On the women’s side, Wagner finished second in her free skate to Prokofiev’s Romeo and Juliet, behind Sotnikova, but held her overnight lead from the short program for an overall 194.37.
“I’m happy despite a performance that wasn’t perfect,” said Wagner, who like Cup of China winner Pogorilaya and Sotnikova, runnerup in Beijing, qualifies for the GP Final.
Sotnikova, 17, was emotional after her free skate to Camille Saint-Saens’ “Introduction and Rondo Capriccioso.”
“Finally I was able to skate in a way I haven’t skated in a long time,” said Sotnikova, who scored 189.81, with Pogorilaya achieving 184.69.
“I’m overwhelmed by my emotions. It’s the first time in two years I’ve skated a clean free program and hopefully now I’ll make it to the Grand Prix Final.”

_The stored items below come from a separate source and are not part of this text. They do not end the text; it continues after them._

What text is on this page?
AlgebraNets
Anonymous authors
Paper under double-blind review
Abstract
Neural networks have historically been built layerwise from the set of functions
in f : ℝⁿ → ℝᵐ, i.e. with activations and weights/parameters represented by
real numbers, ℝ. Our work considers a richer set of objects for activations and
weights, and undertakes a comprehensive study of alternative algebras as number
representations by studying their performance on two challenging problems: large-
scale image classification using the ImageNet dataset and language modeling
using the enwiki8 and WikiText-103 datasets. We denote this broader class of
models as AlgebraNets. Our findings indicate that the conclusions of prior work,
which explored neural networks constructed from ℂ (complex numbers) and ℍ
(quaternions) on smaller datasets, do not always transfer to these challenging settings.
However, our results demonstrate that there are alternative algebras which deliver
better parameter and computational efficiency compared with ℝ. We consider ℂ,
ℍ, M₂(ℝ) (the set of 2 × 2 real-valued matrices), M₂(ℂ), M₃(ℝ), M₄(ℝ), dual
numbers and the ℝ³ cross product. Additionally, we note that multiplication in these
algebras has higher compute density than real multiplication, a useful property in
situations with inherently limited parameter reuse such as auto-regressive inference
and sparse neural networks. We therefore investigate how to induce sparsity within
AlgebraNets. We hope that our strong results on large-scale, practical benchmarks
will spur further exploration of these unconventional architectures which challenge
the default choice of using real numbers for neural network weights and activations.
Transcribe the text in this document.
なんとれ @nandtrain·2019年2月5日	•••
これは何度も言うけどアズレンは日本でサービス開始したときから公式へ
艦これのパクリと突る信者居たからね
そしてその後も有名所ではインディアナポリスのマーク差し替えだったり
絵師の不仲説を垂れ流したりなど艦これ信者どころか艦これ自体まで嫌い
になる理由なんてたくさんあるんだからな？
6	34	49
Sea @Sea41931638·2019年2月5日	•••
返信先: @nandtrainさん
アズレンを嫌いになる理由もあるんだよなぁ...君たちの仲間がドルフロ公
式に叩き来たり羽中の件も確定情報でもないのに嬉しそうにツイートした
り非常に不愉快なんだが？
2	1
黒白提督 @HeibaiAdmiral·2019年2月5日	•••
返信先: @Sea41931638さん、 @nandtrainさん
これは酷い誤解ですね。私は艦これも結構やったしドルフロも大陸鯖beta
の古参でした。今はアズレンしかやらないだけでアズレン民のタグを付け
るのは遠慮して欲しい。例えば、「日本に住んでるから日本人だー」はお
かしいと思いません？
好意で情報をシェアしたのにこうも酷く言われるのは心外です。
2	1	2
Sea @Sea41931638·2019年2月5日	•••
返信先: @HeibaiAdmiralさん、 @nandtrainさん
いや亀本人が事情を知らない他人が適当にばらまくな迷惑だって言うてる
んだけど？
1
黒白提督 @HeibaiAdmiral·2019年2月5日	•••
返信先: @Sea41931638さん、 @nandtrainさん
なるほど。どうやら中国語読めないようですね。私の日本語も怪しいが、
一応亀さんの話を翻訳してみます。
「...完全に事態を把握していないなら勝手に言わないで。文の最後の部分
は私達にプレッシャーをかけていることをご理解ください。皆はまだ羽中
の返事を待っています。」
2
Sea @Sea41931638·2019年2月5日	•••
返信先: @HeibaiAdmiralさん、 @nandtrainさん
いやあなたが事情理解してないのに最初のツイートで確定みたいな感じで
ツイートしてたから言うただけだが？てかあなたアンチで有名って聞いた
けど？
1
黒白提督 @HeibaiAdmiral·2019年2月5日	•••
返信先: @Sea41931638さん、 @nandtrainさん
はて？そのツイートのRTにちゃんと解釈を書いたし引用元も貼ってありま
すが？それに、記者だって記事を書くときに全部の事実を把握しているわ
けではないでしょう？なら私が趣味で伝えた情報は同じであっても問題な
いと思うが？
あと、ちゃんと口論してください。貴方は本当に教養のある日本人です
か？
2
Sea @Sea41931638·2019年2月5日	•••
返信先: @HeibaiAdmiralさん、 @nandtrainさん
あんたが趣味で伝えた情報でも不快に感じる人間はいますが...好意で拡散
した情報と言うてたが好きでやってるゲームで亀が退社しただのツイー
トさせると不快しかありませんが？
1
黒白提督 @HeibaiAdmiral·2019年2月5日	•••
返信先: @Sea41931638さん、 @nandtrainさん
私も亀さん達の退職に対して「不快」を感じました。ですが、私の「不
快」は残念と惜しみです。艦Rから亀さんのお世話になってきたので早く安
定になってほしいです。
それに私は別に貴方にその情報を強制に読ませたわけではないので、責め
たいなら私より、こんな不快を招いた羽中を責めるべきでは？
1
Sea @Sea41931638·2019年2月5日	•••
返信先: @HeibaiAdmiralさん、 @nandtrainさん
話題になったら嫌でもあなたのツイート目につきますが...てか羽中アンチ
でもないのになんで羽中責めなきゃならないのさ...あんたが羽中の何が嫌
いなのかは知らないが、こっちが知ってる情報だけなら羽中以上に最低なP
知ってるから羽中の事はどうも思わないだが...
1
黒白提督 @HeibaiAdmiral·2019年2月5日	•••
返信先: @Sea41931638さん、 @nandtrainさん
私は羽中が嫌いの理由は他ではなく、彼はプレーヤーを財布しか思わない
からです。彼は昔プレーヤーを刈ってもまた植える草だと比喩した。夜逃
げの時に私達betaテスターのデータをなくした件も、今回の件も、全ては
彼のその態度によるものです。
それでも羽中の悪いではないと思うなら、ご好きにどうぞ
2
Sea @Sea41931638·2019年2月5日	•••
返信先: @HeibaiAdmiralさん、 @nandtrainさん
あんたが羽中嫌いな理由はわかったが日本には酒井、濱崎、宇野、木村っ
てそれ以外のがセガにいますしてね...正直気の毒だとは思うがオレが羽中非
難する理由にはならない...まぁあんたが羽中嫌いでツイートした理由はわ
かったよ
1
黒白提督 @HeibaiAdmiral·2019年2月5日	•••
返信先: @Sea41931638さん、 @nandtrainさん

Olympic champions Virtue and Moir skated their free program to the story of their 17-year career together with a choreography filled with intricate steps and dazzling dance lifts.
The Skate Canada winners scored 180.96 to take gold ahead of Russia’s Elena Ilinykh and Nikita Katsalapov, 171.89, with defending champions Nathalie Pechalat and Fabian Bourzat having to settle for bronze 171.08.
Earlier Chinese veterans Pang Qing and Tong Jian won the pairs title on their sixth attempt despite an error-strewn performance to “I Dreamed a Dream,” from Les Miserables.
“This is our last season so to get the gold medal here is very important to us,” said 34-year-old Tong.
The Olympic silver medallists scored their season’s best 126.17 points for the free skate and 193.86 overall for their fifth medal in Paris.
Canada’s Meagan Duhamel and Eric Radford took silver for the second consecutive year with an overall total of 190.89 and 124.82 for their free skate to the “Alice in Wonderland” soundtrack.
American’s Caydee Denney and John Coughlin finished in third place.
The final leg of the Grand Prix series, the Cup of Russia, takes place in Moscow next weekend.